Nach der Recherche über die letzten Wochen ging es nun darum, all die vielen Ideen in ein abgerundetes Gesamterlebnis für unsere Besucher zu vereinen.
Wie immer war dies einfacher gesagt als getan. In der Regie fiel es uns oftmals schwer, sich nur auf eine der Ideen zu einigen oder andere, zwar visuell beeindruckende, aber inhaltlich unpassende Ideen zu verwerfen. Zu viele Fragen geisterten gleichzeitig durch unsere Köpfe: “Wäre es nicht besser, wenn…“, “Würden Besucher das wirklich machen?” oder “Ist das überhaupt umsetzbar?”. Es waren Zweifel wie diese, welche uns jeden Entwurf mehrfach überdenken ließ. Wir drehten uns im Kreis, ohne Aussicht auf Erfolg.
Es ging nicht anders, wir riefen nach Hilfe und zu unserem Glück kam sie im richtigen Moment: Herr Klinger, ein leitender Dozent von Spatial Experience, zeigte uns einen Weg aus dem Labyrinth der endlosen Zweifel. Er vermittelte uns, wie man mittels grober Storyboards ein Fundament für die Geschichte legt, und ermutigte uns, technische Hürden für einen Moment auszuklammern, um den kreativen Raum voll auszuschöpfen. Dabei leitete uns vor allem ein neuer Fokus: Was wollen wir den Besuchern am Ende mitgeben und was muss zuvor passieren, damit sie genau dort ankommen? Dank dieser Herangehensweise konnten wir die unterschiedlichen Ansätze in mehreren Iterationen verfeinern und schließlich die erste vollständige Version unserer User Journey entwickeln.

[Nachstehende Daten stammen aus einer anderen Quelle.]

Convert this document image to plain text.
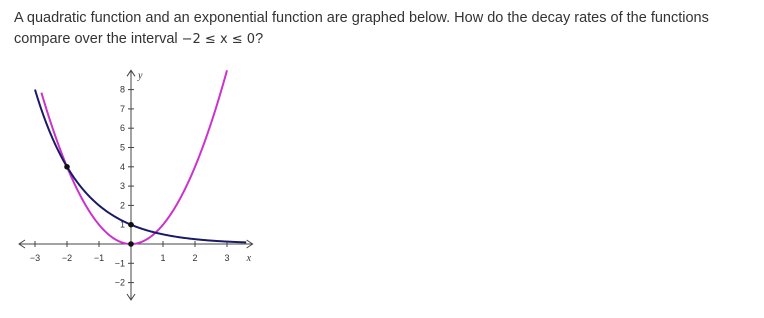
A quadratic function and an exponential function are graphed below. How do the decay rates of the functions compare over the interval −2 ≤ x ≤ 0?

x
y
−3 −2 −1	1	2	3
−2
−1
1
2
3
4
5
6
7
8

Schaubild 1: Einer der ersten Storyboardkonzepte auf dem Boden ausgelegt
Die Antwort aus dem All
In dieser Experience tauchen die Besucher in die Rolle von Wissenschaftlern ein und stehen vor einer außergewöhnlichen Aufgabe: der Untersuchung eines mysteriösen Objektes aus dem All – der Kapsel.

Schaubild 2: Darstellung der Kapsel
Doch sie sind nicht auf sich allein gestellt. Den Forschern steht ein Handscanner zur Verfügung, der es erlaubt, die Umgebung bis auf die atomare Ebene zu analysieren. Stück für Stück liefert das Gerät entscheidende Hinweise und hilft dabei, den Schleier über der wahren Natur der extraterrestrischen Besucher zu lüften.

Schaubild 3: 3D Darstellung des Handscanners mit Beschriftung

Schaubild 4: Anwendebeispiel wie der Handscanner zum scannen von Flora eingesetzt wird
Sobald man jedoch das Innere der Kapsel betritt, wird klar, dass Technik allein nicht ausreicht. Um die Forschung voranzutreiben, müssen die Wissenschaftler tiefer graben: Sie suchen nach Schallplatten, die mehr über die Fremden verraten, und tragen verstreute Bruchstücke zusammen, um eine interaktive Geschichte zu rekonstruieren. Am Ende ihrer Reise wartet eine alles entscheidende Frage, deren Antwort das Schicksal vieler beeinflussen wird.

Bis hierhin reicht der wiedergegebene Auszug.